Over the years I have realized that one of the things I like most about traveling is the whole process of the road trip, the experience on the road to get to our destination.
To get to the beaches of the State of Aragua in Venezuela you usually have to pass through the Henri Pittier Park. It is named after the Swiss geographer who was a pioneer of the National Parks in Venezuela. I have never camped here, but it is a really beautiful way to get to the beach. Yes, they are complicated roads, with many curves but full of nature, fresh air and even fog at one of the highest points of the jorney.
It's a bit complex, because of the tightness of the road, to stop the car to take pictures, so I decided to free myself and take pictures from the window, with all the intention of capturing nature in movement and get pictures where I was not completely sure where and what I was seeing... just like facing the great immensity of this National Park.
It' s very common to find large vans full of tourists on the trip. Being the road so narrow can be a little scary, sometimes you have to stop the car so that the bus can pass, but all right, you just have to be very careful, I wanted to capture that moment and I think this picture, with only a part of the bus but still invades the whole picture can understand a little what I'm talking about ...

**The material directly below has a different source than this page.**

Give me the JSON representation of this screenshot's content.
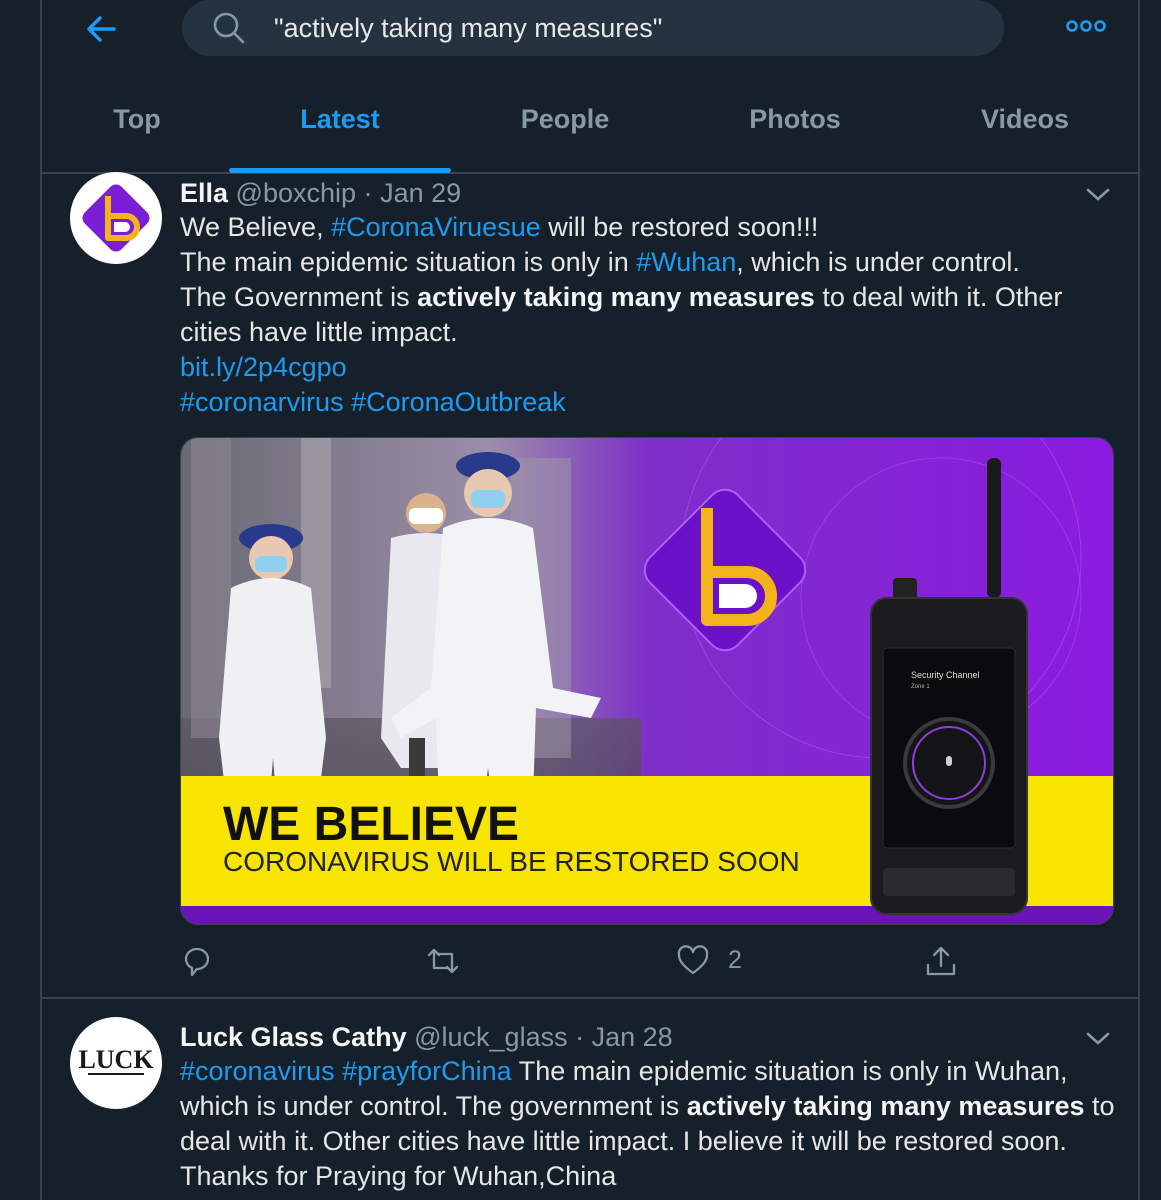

Once you start to go down the mountain (that means you are closer to the beach), the speed increases, a little more light comes in and the photographs start to take another aspect, almost like watercolor paintings, that transform and give a lot of dynamism to the look when you see them.
The path becomes more leafy, the park opens up in itself and only lets us see flashes of light, mirages of a paradise that is coming, while it opens up small in front of our step escapes.
Until it opens up whole for us, in the curve of our surprise.
The truth is that I liked very much the result of these photographs, I had some time looking for the photography/painting, the abstract and it is surprising how nature always gives it because that abstraction is part of it, and it is a little bit my search: that it's also part of me, not to be afraid of the imperfect and to enjoy the experience of the absurd.